Military and security forces in the western region called on the Presidential Council, in its capacity as the supreme commander of the Libyan army, to dissolve parliament and call for elections.
This came in a televised statement broadcast by local media. The statement was made by a number of military and security forces in the western region, including Ghniwa Al-Kikli, head of the Stability Support Apparatus of the Presidential Council, Ayoub Bouras, deputy commander of the Presidential Guard, and a number of military leaders who participated in Operation Volcano of Anger against the forces of retired Field Marshal Khalifa Haftar.
The statement added: “Our only option is to go to elections. We reject the parliament’s procedures related to forming a government in violation of the political agreement and the parliament’s internal regulations.

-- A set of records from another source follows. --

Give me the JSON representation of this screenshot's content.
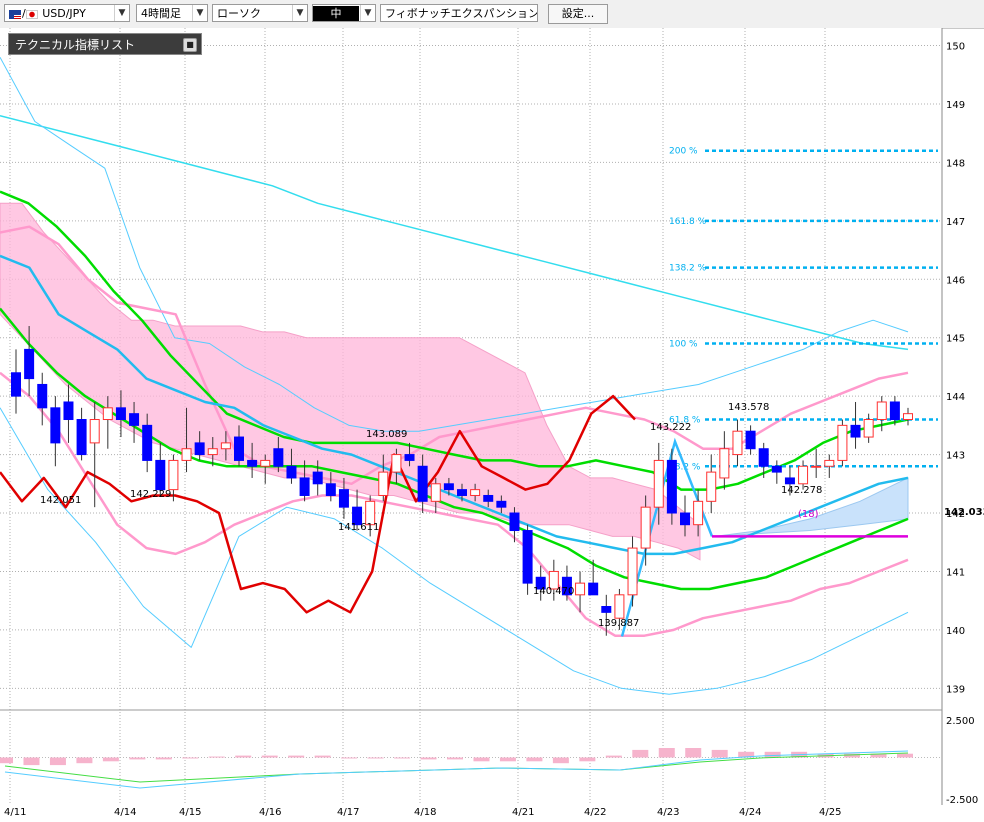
{
  "toolbar": {
    "pair": "USD/JPY",
    "timeframe": "4時間足",
    "chart_style": "ローソク",
    "size": "中",
    "tool": "フィボナッチエクスパンション",
    "settings_label": "設定..."
  },
  "tech_panel": {
    "label": "テクニカル指標リスト"
  },
  "price_axis": {
    "ticks": [
      "150",
      "149",
      "148",
      "147",
      "146",
      "145",
      "144",
      "143",
      "142",
      "141",
      "140",
      "139"
    ],
    "current_price": "142.033"
  },
  "osc_axis": {
    "ticks": [
      "2.500",
      "-2.500"
    ]
  },
  "date_axis": {
    "labels": [
      "4/11",
      "4/14",
      "4/15",
      "4/16",
      "4/17",
      "4/18",
      "4/21",
      "4/22",
      "4/23",
      "4/24",
      "4/25"
    ]
  },
  "fib_levels": [
    {
      "label": "200  %",
      "price": 148.2
    },
    {
      "label": "161.8  %",
      "price": 147.0
    },
    {
      "label": "138.2  %",
      "price": 146.2
    },
    {
      "label": "100  %",
      "price": 144.9
    },
    {
      "label": "61.8  %",
      "price": 143.6
    },
    {
      "label": "38.2  %",
      "price": 142.8
    }
  ],
  "annotations": [
    {
      "text": "142.051"
    },
    {
      "text": "142.229"
    },
    {
      "text": "141.611"
    },
    {
      "text": "143.089"
    },
    {
      "text": "140.470"
    },
    {
      "text": "139.887"
    },
    {
      "text": "143.222"
    },
    {
      "text": "143.578"
    },
    {
      "text": "142.278"
    },
    {
      "text": "(18)"
    }
  ],
  "colors": {
    "bull": "#ff3030",
    "bear": "#0000ff",
    "cloud": "#ffb6d9",
    "fib": "#00b0f0",
    "ma_red": "#e00000",
    "ma_green": "#00dd00",
    "bb_pink": "#ff99cc",
    "bb_cyan": "#55ccff"
  },
  "chart_data": {
    "type": "candlestick",
    "symbol": "USD/JPY",
    "timeframe": "4H",
    "ylim": [
      138.8,
      150.3
    ],
    "x_labels": [
      "4/11",
      "4/14",
      "4/15",
      "4/16",
      "4/17",
      "4/18",
      "4/21",
      "4/22",
      "4/23",
      "4/24",
      "4/25"
    ],
    "candles": [
      {
        "o": 144.4,
        "h": 144.8,
        "l": 143.7,
        "c": 144.0
      },
      {
        "o": 144.8,
        "h": 145.2,
        "l": 144.0,
        "c": 144.3
      },
      {
        "o": 144.2,
        "h": 144.4,
        "l": 143.5,
        "c": 143.8
      },
      {
        "o": 143.8,
        "h": 144.0,
        "l": 142.8,
        "c": 143.2
      },
      {
        "o": 143.9,
        "h": 144.2,
        "l": 143.2,
        "c": 143.6
      },
      {
        "o": 143.6,
        "h": 143.8,
        "l": 142.9,
        "c": 143.0
      },
      {
        "o": 143.2,
        "h": 143.9,
        "l": 142.1,
        "c": 143.6
      },
      {
        "o": 143.6,
        "h": 144.0,
        "l": 143.1,
        "c": 143.8
      },
      {
        "o": 143.8,
        "h": 144.1,
        "l": 143.3,
        "c": 143.6
      },
      {
        "o": 143.7,
        "h": 143.9,
        "l": 143.2,
        "c": 143.5
      },
      {
        "o": 143.5,
        "h": 143.7,
        "l": 142.7,
        "c": 142.9
      },
      {
        "o": 142.9,
        "h": 143.2,
        "l": 142.3,
        "c": 142.4
      },
      {
        "o": 142.4,
        "h": 143.0,
        "l": 142.2,
        "c": 142.9
      },
      {
        "o": 142.9,
        "h": 143.8,
        "l": 142.7,
        "c": 143.1
      },
      {
        "o": 143.2,
        "h": 143.4,
        "l": 142.9,
        "c": 143.0
      },
      {
        "o": 143.0,
        "h": 143.3,
        "l": 142.8,
        "c": 143.1
      },
      {
        "o": 143.1,
        "h": 143.4,
        "l": 142.9,
        "c": 143.2
      },
      {
        "o": 143.3,
        "h": 143.5,
        "l": 142.8,
        "c": 142.9
      },
      {
        "o": 142.9,
        "h": 143.2,
        "l": 142.6,
        "c": 142.8
      },
      {
        "o": 142.8,
        "h": 143.0,
        "l": 142.5,
        "c": 142.9
      },
      {
        "o": 143.1,
        "h": 143.3,
        "l": 142.7,
        "c": 142.8
      },
      {
        "o": 142.8,
        "h": 143.1,
        "l": 142.5,
        "c": 142.6
      },
      {
        "o": 142.6,
        "h": 142.9,
        "l": 142.2,
        "c": 142.3
      },
      {
        "o": 142.7,
        "h": 142.9,
        "l": 142.3,
        "c": 142.5
      },
      {
        "o": 142.5,
        "h": 142.7,
        "l": 142.2,
        "c": 142.3
      },
      {
        "o": 142.4,
        "h": 142.6,
        "l": 141.9,
        "c": 142.1
      },
      {
        "o": 142.1,
        "h": 142.4,
        "l": 141.7,
        "c": 141.8
      },
      {
        "o": 141.8,
        "h": 142.3,
        "l": 141.6,
        "c": 142.2
      },
      {
        "o": 142.3,
        "h": 143.0,
        "l": 142.2,
        "c": 142.7
      },
      {
        "o": 142.7,
        "h": 143.1,
        "l": 142.5,
        "c": 143.0
      },
      {
        "o": 143.0,
        "h": 143.2,
        "l": 142.8,
        "c": 142.9
      },
      {
        "o": 142.8,
        "h": 143.0,
        "l": 142.0,
        "c": 142.2
      },
      {
        "o": 142.2,
        "h": 142.6,
        "l": 142.0,
        "c": 142.5
      },
      {
        "o": 142.5,
        "h": 142.6,
        "l": 142.3,
        "c": 142.4
      },
      {
        "o": 142.4,
        "h": 142.5,
        "l": 142.2,
        "c": 142.3
      },
      {
        "o": 142.3,
        "h": 142.5,
        "l": 142.2,
        "c": 142.4
      },
      {
        "o": 142.3,
        "h": 142.4,
        "l": 142.1,
        "c": 142.2
      },
      {
        "o": 142.2,
        "h": 142.3,
        "l": 142.0,
        "c": 142.1
      },
      {
        "o": 142.0,
        "h": 142.1,
        "l": 141.5,
        "c": 141.7
      },
      {
        "o": 141.7,
        "h": 141.8,
        "l": 140.6,
        "c": 140.8
      },
      {
        "o": 140.9,
        "h": 141.1,
        "l": 140.5,
        "c": 140.7
      },
      {
        "o": 140.7,
        "h": 141.2,
        "l": 140.5,
        "c": 141.0
      },
      {
        "o": 140.9,
        "h": 141.1,
        "l": 140.5,
        "c": 140.6
      },
      {
        "o": 140.6,
        "h": 141.0,
        "l": 140.3,
        "c": 140.8
      },
      {
        "o": 140.8,
        "h": 141.2,
        "l": 140.6,
        "c": 140.6
      },
      {
        "o": 140.4,
        "h": 140.6,
        "l": 139.9,
        "c": 140.3
      },
      {
        "o": 140.2,
        "h": 140.7,
        "l": 140.0,
        "c": 140.6
      },
      {
        "o": 140.6,
        "h": 141.6,
        "l": 140.4,
        "c": 141.4
      },
      {
        "o": 141.4,
        "h": 142.3,
        "l": 141.1,
        "c": 142.1
      },
      {
        "o": 142.1,
        "h": 143.2,
        "l": 141.8,
        "c": 142.9
      },
      {
        "o": 142.9,
        "h": 143.1,
        "l": 141.8,
        "c": 142.0
      },
      {
        "o": 142.0,
        "h": 142.3,
        "l": 141.6,
        "c": 141.8
      },
      {
        "o": 141.8,
        "h": 142.4,
        "l": 141.6,
        "c": 142.2
      },
      {
        "o": 142.2,
        "h": 143.0,
        "l": 142.0,
        "c": 142.7
      },
      {
        "o": 142.6,
        "h": 143.4,
        "l": 142.4,
        "c": 143.1
      },
      {
        "o": 143.0,
        "h": 143.6,
        "l": 142.8,
        "c": 143.4
      },
      {
        "o": 143.4,
        "h": 143.5,
        "l": 143.0,
        "c": 143.1
      },
      {
        "o": 143.1,
        "h": 143.2,
        "l": 142.6,
        "c": 142.8
      },
      {
        "o": 142.8,
        "h": 142.9,
        "l": 142.5,
        "c": 142.7
      },
      {
        "o": 142.6,
        "h": 142.8,
        "l": 142.3,
        "c": 142.5
      },
      {
        "o": 142.5,
        "h": 142.9,
        "l": 142.4,
        "c": 142.8
      },
      {
        "o": 142.8,
        "h": 143.1,
        "l": 142.6,
        "c": 142.8
      },
      {
        "o": 142.8,
        "h": 143.0,
        "l": 142.6,
        "c": 142.9
      },
      {
        "o": 142.9,
        "h": 143.6,
        "l": 142.8,
        "c": 143.5
      },
      {
        "o": 143.5,
        "h": 143.9,
        "l": 143.1,
        "c": 143.3
      },
      {
        "o": 143.3,
        "h": 143.7,
        "l": 143.2,
        "c": 143.6
      },
      {
        "o": 143.6,
        "h": 144.0,
        "l": 143.4,
        "c": 143.9
      },
      {
        "o": 143.9,
        "h": 144.0,
        "l": 143.5,
        "c": 143.6
      },
      {
        "o": 143.6,
        "h": 143.8,
        "l": 143.5,
        "c": 143.7
      }
    ],
    "cloud_top": [
      147.3,
      147.3,
      146.8,
      146.4,
      146.0,
      145.6,
      145.3,
      145.3,
      145.2,
      145.2,
      145.2,
      145.2,
      145.1,
      145.1,
      145.0,
      145.0,
      145.0,
      145.0,
      145.0,
      145.0,
      145.0,
      145.0,
      144.8,
      144.6,
      144.4,
      143.5,
      142.8,
      142.6,
      142.6,
      142.5,
      142.4,
      142.1,
      141.8
    ],
    "cloud_bottom": [
      145.4,
      145.0,
      144.6,
      144.2,
      143.9,
      143.6,
      143.4,
      143.2,
      143.1,
      143.0,
      142.9,
      142.8,
      142.7,
      142.6,
      142.6,
      142.5,
      142.4,
      142.3,
      142.3,
      142.2,
      142.1,
      142.0,
      142.0,
      141.9,
      141.8,
      141.8,
      141.8,
      141.7,
      141.6,
      141.6,
      141.5,
      141.4,
      141.2
    ],
    "ma_green_upper": [
      147.5,
      147.3,
      146.9,
      146.4,
      145.8,
      145.3,
      144.7,
      144.2,
      143.7,
      143.5,
      143.3,
      143.2,
      143.2,
      143.2,
      143.2,
      143.1,
      143.0,
      142.9,
      142.9,
      142.8,
      142.8,
      142.9,
      142.8,
      142.7,
      142.4,
      142.4,
      142.5,
      142.7,
      142.9,
      143.2,
      143.4,
      143.5,
      143.6
    ],
    "ma_green_lower": [
      145.5,
      144.9,
      144.4,
      144.0,
      143.7,
      143.4,
      143.1,
      142.9,
      142.8,
      142.8,
      142.8,
      142.8,
      142.7,
      142.6,
      142.5,
      142.3,
      142.1,
      142.0,
      141.8,
      141.6,
      141.4,
      141.1,
      140.9,
      140.8,
      140.7,
      140.7,
      140.8,
      140.9,
      141.1,
      141.3,
      141.5,
      141.7,
      141.9
    ],
    "ma_cyan": [
      146.4,
      146.2,
      145.4,
      145.1,
      144.8,
      144.3,
      144.1,
      143.9,
      143.8,
      143.5,
      143.3,
      143.1,
      143.0,
      142.8,
      142.6,
      142.4,
      142.2,
      142.0,
      141.8,
      141.6,
      141.5,
      141.4,
      141.3,
      141.3,
      141.4,
      141.5,
      141.7,
      141.9,
      142.1,
      142.3,
      142.5,
      142.6
    ],
    "bb_pink_upper": [
      146.8,
      146.9,
      146.6,
      146.0,
      145.6,
      145.5,
      145.4,
      144.2,
      143.1,
      142.8,
      142.7,
      142.6,
      142.5,
      142.8,
      143.0,
      143.3,
      143.4,
      143.5,
      143.6,
      143.7,
      143.8,
      143.7,
      143.6,
      143.4,
      143.1,
      143.1,
      143.4,
      143.7,
      143.9,
      144.1,
      144.3,
      144.4
    ],
    "bb_pink_lower": [
      144.4,
      144.0,
      143.4,
      142.6,
      141.8,
      141.4,
      141.3,
      141.5,
      141.8,
      142.0,
      142.2,
      142.3,
      142.3,
      142.2,
      142.1,
      142.0,
      141.9,
      141.8,
      141.4,
      140.8,
      140.2,
      139.9,
      139.9,
      140.0,
      140.2,
      140.3,
      140.4,
      140.5,
      140.7,
      140.8,
      141.0,
      141.2
    ],
    "bb_cyan_upper": [
      149.8,
      148.7,
      148.3,
      147.9,
      146.2,
      145.0,
      144.9,
      144.5,
      144.2,
      143.8,
      143.5,
      143.4,
      143.4,
      143.5,
      143.6,
      143.7,
      143.8,
      143.9,
      144.0,
      144.1,
      144.2,
      144.4,
      144.6,
      144.8,
      145.1,
      145.3,
      145.1
    ],
    "bb_cyan_lower": [
      143.8,
      142.4,
      141.5,
      140.4,
      139.7,
      141.6,
      142.1,
      141.9,
      141.4,
      140.8,
      140.3,
      139.8,
      139.3,
      139.0,
      138.9,
      139.0,
      139.2,
      139.5,
      139.9,
      140.3
    ],
    "ma_long": [
      148.8,
      148.6,
      148.4,
      148.2,
      148.0,
      147.8,
      147.6,
      147.3,
      147.1,
      146.9,
      146.7,
      146.5,
      146.3,
      146.1,
      145.9,
      145.7,
      145.5,
      145.3,
      145.1,
      144.9,
      144.8
    ],
    "red_line": [
      142.7,
      142.2,
      142.6,
      142.1,
      142.7,
      142.5,
      142.2,
      142.3,
      142.3,
      142.2,
      142.0,
      140.7,
      140.8,
      140.7,
      140.3,
      140.5,
      140.3,
      141.0,
      143.0,
      142.2,
      142.7,
      143.4,
      142.8,
      142.6,
      142.4,
      142.5,
      142.9,
      143.7,
      144.0,
      143.6
    ],
    "fib_expansion": {
      "A": 139.887,
      "B": 143.222,
      "C": 141.6
    },
    "oscillator": {
      "ylim": [
        -2.5,
        2.5
      ],
      "hist": [
        -0.3,
        -0.4,
        -0.4,
        -0.3,
        -0.2,
        -0.1,
        -0.1,
        0,
        0.05,
        0.1,
        0.1,
        0.1,
        0.1,
        0,
        0,
        0,
        -0.1,
        -0.1,
        -0.2,
        -0.2,
        -0.2,
        -0.3,
        -0.2,
        0.1,
        0.4,
        0.5,
        0.5,
        0.4,
        0.3,
        0.3,
        0.3,
        0.2,
        0.2,
        0.2,
        0.2
      ]
    }
  }
}
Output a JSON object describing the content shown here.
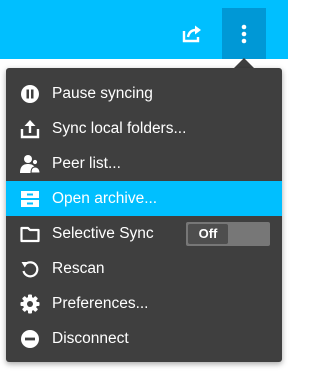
{
  "toolbar": {
    "share_icon": "share-arrow-icon",
    "more_icon": "vertical-dots-icon",
    "bar_color": "#00bfff",
    "active_button_color": "#0098d6"
  },
  "menu": {
    "background": "#3f3f3f",
    "highlight_color": "#00bfff",
    "items": [
      {
        "label": "Pause syncing",
        "icon": "pause-icon"
      },
      {
        "label": "Sync local folders...",
        "icon": "upload-icon"
      },
      {
        "label": "Peer list...",
        "icon": "people-icon"
      },
      {
        "label": "Open archive...",
        "icon": "archive-icon",
        "highlighted": true
      },
      {
        "label": "Selective Sync",
        "icon": "folder-icon",
        "toggle": "Off"
      },
      {
        "label": "Rescan",
        "icon": "refresh-icon"
      },
      {
        "label": "Preferences...",
        "icon": "gear-icon"
      },
      {
        "label": "Disconnect",
        "icon": "disconnect-icon"
      }
    ]
  }
}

Libyans witnessed the deception that occurred in the parliament session.”
In addition, the head of the Supreme Council of State, Khaled Al-Mashri, said that granting confidence to the House of Representatives in Tobruk for a new government headed by Bashagha, constitutes a violation of the “political agreement.”
On its part, the National Unity Government headed by Abdul Hamid Dbeibeh announced that it is continuing its duties, accusing the House of Representatives of falsifying the quorum set to grant confidence to the government of Bashagha.
Bashagha made it clear that he expects to take over the position of prime minister in Tripoli peacefully, despite Dbeibeh clinging to power.
“I will be sworn in before the House of Representatives, and then I will go to Tripoli,” he said, noting that there will be arrangements to ensure a “normal and smooth” transition.
Bashagha said he is committed to holding elections next year within the timeframe set by parliament, adding that he wants to reach an agreement between the political institutions.